Les objets au théâtre caractérisent leur possesseur, mieux qu’une longue description romanesque ne pourrait le faire. Ainsi dans Mademoiselle Julie de Strindberg, le fait que le valet Jean ne boive que du vin de Bourgogne, nous renseigne sur ses prétentions à l’élévation sociale, tandis que le fait que l’aristocrate Julie déclare préférer la bière, nous renseigne sur son désir de « faire peuple » et sa fascination trouble pour la déchéance sociale.
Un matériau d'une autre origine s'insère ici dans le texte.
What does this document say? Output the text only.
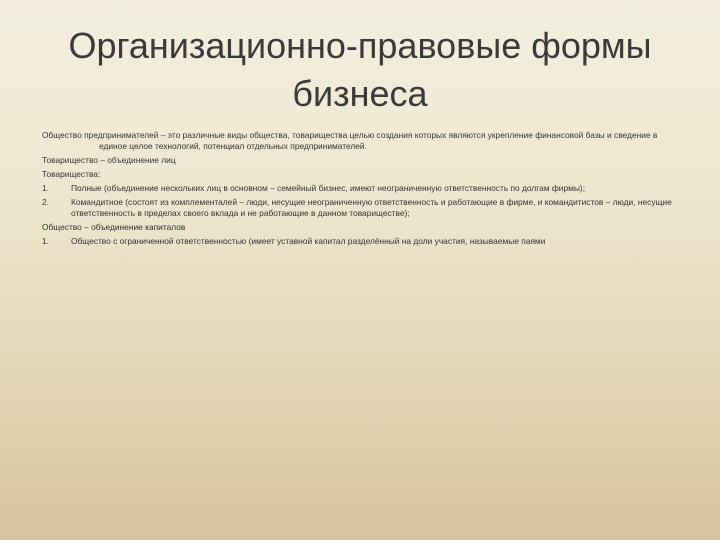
Организационно-правовые формы бизнеса

Общество предпринимателей – это различные виды общества, товарищества целью создания которых являются укрепление финансовой базы и сведение в единое целое технологий, потенциал отдельных предпринимателей.

Товарищество – объединение лиц

Товарищества:

1.	Полные (объединение нескольких лиц в основном – семейный бизнес, имеют неограниченную ответственность по долгам фирмы);
2.	Командитное (состоят из комплементалей – люди, несущие неограниченную ответственность и работающие в фирме, и командитистов – люди, несущие ответственность в пределах своего вклада и не работающие в данном товариществе);

Общество – объединение капиталов

1.	Общество с ограниченной ответственностью (имеет уставной капитал разделённый на доли участия, называемые паями
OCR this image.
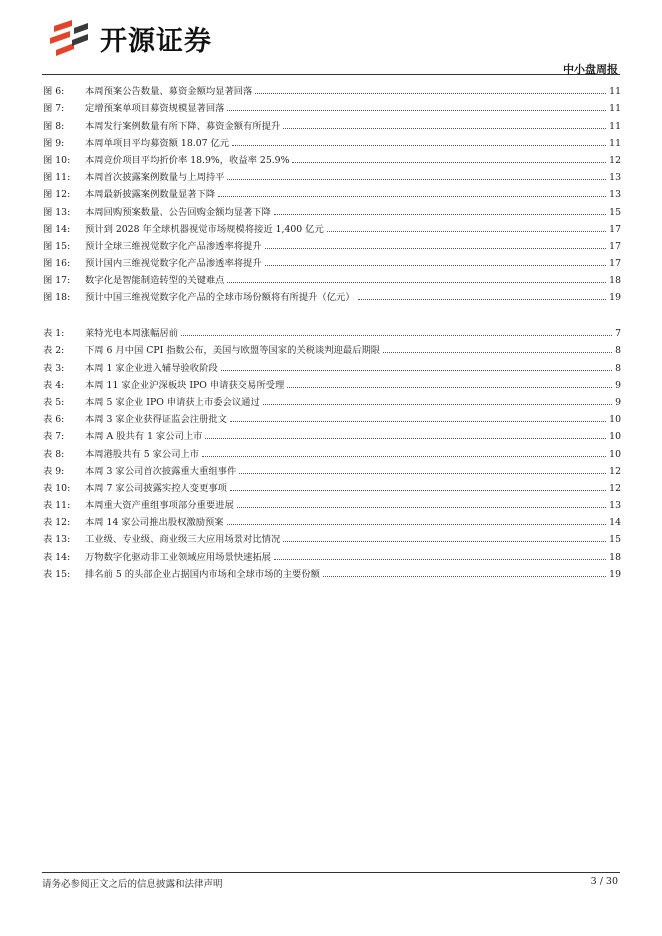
开源证券
中小盘周报
图 6:	本周预案公告数量、募资金额均显著回落	11
图 7:	定增预案单项目募资规模显著回落	11
图 8:	本周发行案例数量有所下降、募资金额有所提升	11
图 9:	本周单项目平均募资额 18.07 亿元	11
图 10:	本周竞价项目平均折价率 18.9%，收益率 25.9%	12
图 11:	本周首次披露案例数量与上周持平	13
图 12:	本周最新披露案例数量显著下降	13
图 13:	本周回购预案数量、公告回购金额均显著下降	15
图 14:	预计到 2028 年全球机器视觉市场规模将接近 1,400 亿元	17
图 15:	预计全球三维视觉数字化产品渗透率将提升	17
图 16:	预计国内三维视觉数字化产品渗透率将提升	17
图 17:	数字化是智能制造转型的关键难点	18
图 18:	预计中国三维视觉数字化产品的全球市场份额将有所提升（亿元）	19
表 1:	莱特光电本周涨幅居前	7
表 2:	下周 6 月中国 CPI 指数公布，美国与欧盟等国家的关税谈判迎最后期限	8
表 3:	本周 1 家企业进入辅导验收阶段	8
表 4:	本周 11 家企业沪深板块 IPO 申请获交易所受理	9
表 5:	本周 5 家企业 IPO 申请获上市委会议通过	9
表 6:	本周 3 家企业获得证监会注册批文	10
表 7:	本周 A 股共有 1 家公司上市	10
表 8:	本周港股共有 5 家公司上市	10
表 9:	本周 3 家公司首次披露重大重组事件	12
表 10:	本周 7 家公司披露实控人变更事项	12
表 11:	本周重大资产重组事项部分重要进展	13
表 12:	本周 14 家公司推出股权激励预案	14
表 13:	工业级、专业级、商业级三大应用场景对比情况	15
表 14:	万物数字化驱动非工业领域应用场景快速拓展	18
表 15:	排名前 5 的头部企业占据国内市场和全球市场的主要份额	19
请务必参阅正文之后的信息披露和法律声明	3 / 30
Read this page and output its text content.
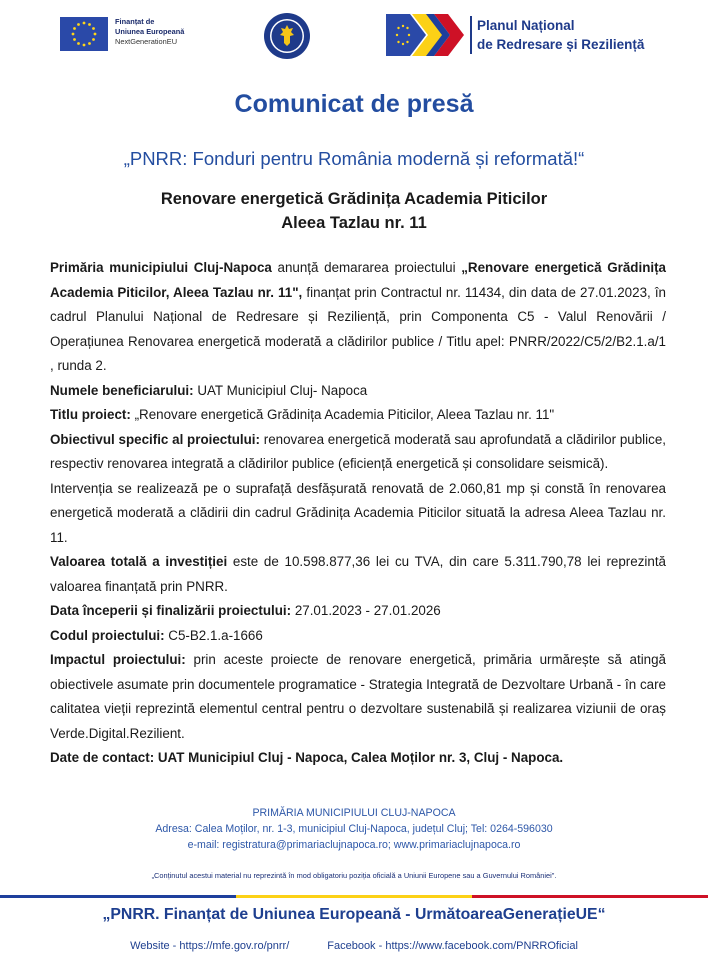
Finanțat de
Uniunea Europeană
NextGenerationEU
Planul Național
de Redresare și Reziliență
Comunicat de presă
„PNRR: Fonduri pentru România modernă și reformată!“
Renovare energetică Grădinița Academia Piticilor
Aleea Tazlau nr. 11

Primăria municipiului Cluj-Napoca anunță demararea proiectului „Renovare energetică Grădinița Academia Piticilor, Aleea Tazlau nr. 11", finanțat prin Contractul nr. 11434, din data de 27.01.2023, în cadrul Planului Național de Redresare și Reziliență, prin Componenta C5 - Valul Renovării / Operațiunea Renovarea energetică moderată a clădirilor publice / Titlu apel: PNRR/2022/C5/2/B2.1.a/1 , runda 2.

Numele beneficiarului: UAT Municipiul Cluj- Napoca

Titlu proiect: „Renovare energetică Grădinița Academia Piticilor, Aleea Tazlau nr. 11"

Obiectivul specific al proiectului: renovarea energetică moderată sau aprofundată a clădirilor publice, respectiv renovarea integrată a clădirilor publice (eficiență energetică și consolidare seismică).

Intervenția se realizează pe o suprafață desfășurată renovată de 2.060,81 mp și constă în renovarea energetică moderată a clădirii din cadrul Grădinița Academia Piticilor situată la adresa Aleea Tazlau nr. 11.

Valoarea totală a investiției este de 10.598.877,36 lei cu TVA, din care 5.311.790,78 lei reprezintă valoarea finanțată prin PNRR.

Data începerii și finalizării proiectului: 27.01.2023 - 27.01.2026

Codul proiectului: C5-B2.1.a-1666

Impactul proiectului: prin aceste proiecte de renovare energetică, primăria urmărește să atingă obiectivele asumate prin documentele programatice - Strategia Integrată de Dezvoltare Urbană - în care calitatea vieții reprezintă elementul central pentru o dezvoltare sustenabilă și realizarea viziunii de oraș Verde.Digital.Rezilient.

Date de contact: UAT Municipiul Cluj - Napoca, Calea Moților nr. 3, Cluj - Napoca.

PRIMĂRIA MUNICIPIULUI CLUJ-NAPOCA
Adresa: Calea Moților, nr. 1-3, municipiul Cluj-Napoca, județul Cluj; Tel: 0264-596030
e-mail: registratura@primariaclujnapoca.ro; www.primariaclujnapoca.ro
„Conținutul acestui material nu reprezintă în mod obligatoriu poziția oficială a Uniunii Europene sau a Guvernului României".
„PNRR. Finanțat de Uniunea Europeană - UrmătoareaGenerațieUE“
Website - https://mfe.gov.ro/pnrr/	Facebook - https://www.facebook.com/PNRROficial
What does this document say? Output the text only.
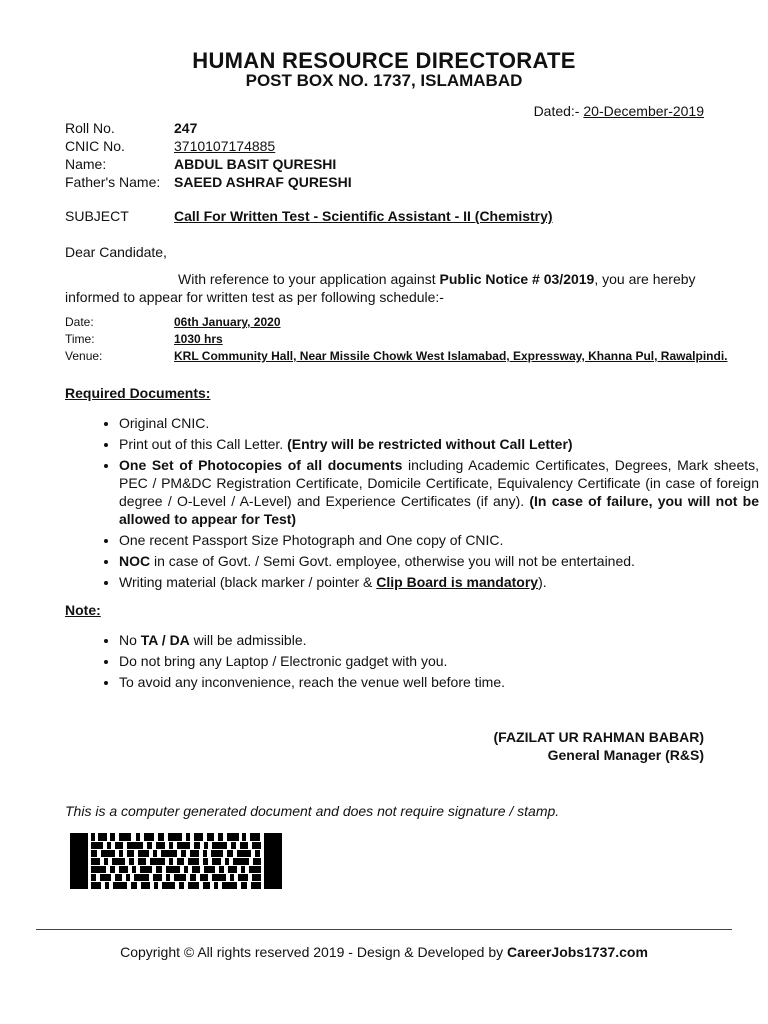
HUMAN RESOURCE DIRECTORATE
POST BOX NO. 1737, ISLAMABAD
Dated:- 20-December-2019
Roll No.	247
CNIC No.	3710107174885
Name:	ABDUL BASIT QURESHI
Father's Name: SAEED ASHRAF QURESHI
SUBJECT	Call For Written Test - Scientific Assistant - II (Chemistry)
Dear Candidate,
With reference to your application against Public Notice # 03/2019, you are hereby
informed to appear for written test as per following schedule:-
Date:	06th January, 2020
Time:	1030 hrs
Venue:	KRL Community Hall, Near Missile Chowk West Islamabad, Expressway, Khanna Pul, Rawalpindi.
Required Documents:
• Original CNIC.
• Print out of this Call Letter. (Entry will be restricted without Call Letter)
• One Set of Photocopies of all documents including Academic Certificates, Degrees, Mark sheets, PEC / PM&DC Registration Certificate, Domicile Certificate, Equivalency Certificate (in case of foreign degree / O-Level / A-Level) and Experience Certificates (if any). (In case of failure, you will not be allowed to appear for Test)
• One recent Passport Size Photograph and One copy of CNIC.
• NOC in case of Govt. / Semi Govt. employee, otherwise you will not be entertained.
• Writing material (black marker / pointer & Clip Board is mandatory).
Note:
• No TA / DA will be admissible.
• Do not bring any Laptop / Electronic gadget with you.
• To avoid any inconvenience, reach the venue well before time.
(FAZILAT UR RAHMAN BABAR)
General Manager (R&S)
This is a computer generated document and does not require signature / stamp.
Copyright © All rights reserved 2019 - Design & Developed by CareerJobs1737.com
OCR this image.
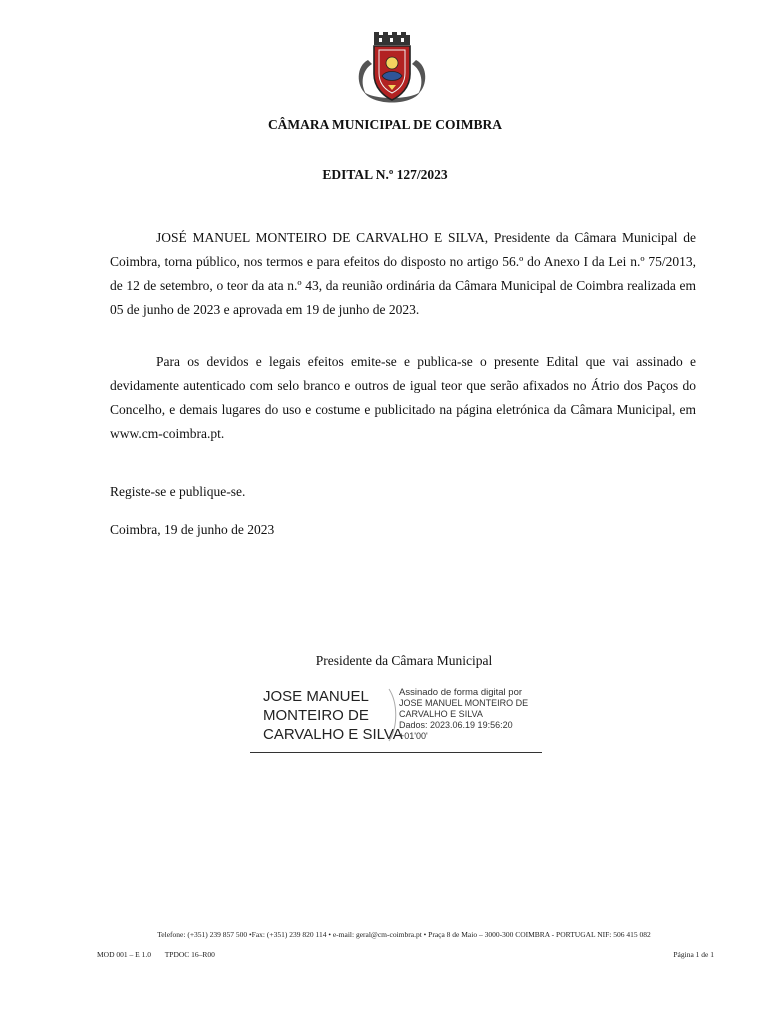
CÂMARA MUNICIPAL DE COIMBRA
EDITAL N.º 127/2023
JOSÉ MANUEL MONTEIRO DE CARVALHO E SILVA, Presidente da Câmara Municipal de Coimbra, torna público, nos termos e para efeitos do disposto no artigo 56.º do Anexo I da Lei n.º 75/2013, de 12 de setembro, o teor da ata n.º 43, da reunião ordinária da Câmara Municipal de Coimbra realizada em 05 de junho de 2023 e aprovada em 19 de junho de 2023.
Para os devidos e legais efeitos emite-se e publica-se o presente Edital que vai assinado e devidamente autenticado com selo branco e outros de igual teor que serão afixados no Átrio dos Paços do Concelho, e demais lugares do uso e costume e publicitado na página eletrónica da Câmara Municipal, em www.cm-coimbra.pt.
Registe-se e publique-se.
Coimbra, 19 de junho de 2023
Presidente da Câmara Municipal
JOSE MANUEL
MONTEIRO DE
CARVALHO E SILVA
Assinado de forma digital por
JOSE MANUEL MONTEIRO DE
CARVALHO E SILVA
Dados: 2023.06.19 19:56:20
+01'00'
Telefone: (+351) 239 857 500 •Fax: (+351) 239 820 114 • e-mail: geral@cm-coimbra.pt • Praça 8 de Maio – 3000-300 COIMBRA - PORTUGAL NIF: 506 415 082
MOD 001 – E 1.0 TPDOC 16–R00	Página 1 de 1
Plus spectaculaire encore, au dénouement de la pièce, Jean prévoit de s’enfuir en enlevant Julie, avec qui il a couché ; mais il suffit d’un coup de sonnette et de la vue des bottes de Monsieur, le père de Julie, pour que le valet soit renvoyé à sa condition d’esclave et se retrouve soudain paralysé. L’objet métonymique (les bottes) s’est substitué au personnage absent: Monsieur.
On pense ici au tableau de Van Gogh représentant une paire de chaussures. Ces chaussures ont fait couler beaucoup d’encre philosophique depuis Heidegger jusqu’à Derrida,  mais  toutes ces interprétations pointent le fait que le pathétique soulevé par la peinture vient de ce qu’elles nous font imaginer de la vie du possesseur de ces chaussures, à la fois absent du tableau et omniprésent.
De la même façon dans Les Paravents de Jean Genet, le colon Sir Harold surveille ses ouvriers algériens dans un champ. Toutefois pour continuer à exercer la terreur sur ses ouvriers et s’épargner la peine de les surveiller, il lui suffit de la présence de son gant :
« Habib : Vous partez déjà, Sir Harold ?
Voix de Sir Harold, de la coulisse : Pas tout à fait. Mon gant vous gardera.
Un merveilleux gant de pécari jaune arrive, jeté de la coulisse. Il reste comme suspendu dans l’air, au milieu de la scène. 
Quoi de mieux que les bottes du maître ou son gant, symboles de la sa puissance et de sa violence, pour dire l’aliénation de l’esclave.
De même dans Les Bonnes de Jean Genet, Solange et Claire n’ont besoin que des robes de Madame, d’une sonnette et d’un gant de cuisine, pour se livrer avec délice et terreur aux jeux sadomasochistes de la domination et de la soumission, de l’orgueil et de l’humiliation. Il y a toujours de l’humain qui déborde de l’objet, particulièrement parce que les objets sont des surfaces sur lesquels nous projetons nos angoisses :
« Claire : Tu sais ce que je veux dire. Tu sais bien que les objets nous abandonnent.
Solange : Les objets ne s’occupent pas de nous.
Claire : Ils ne font que cela. Ils nous trahissent. Et il faut que nous soyons de bien grands coupables pour qu’ils nous accusent avec un tel acharnement. »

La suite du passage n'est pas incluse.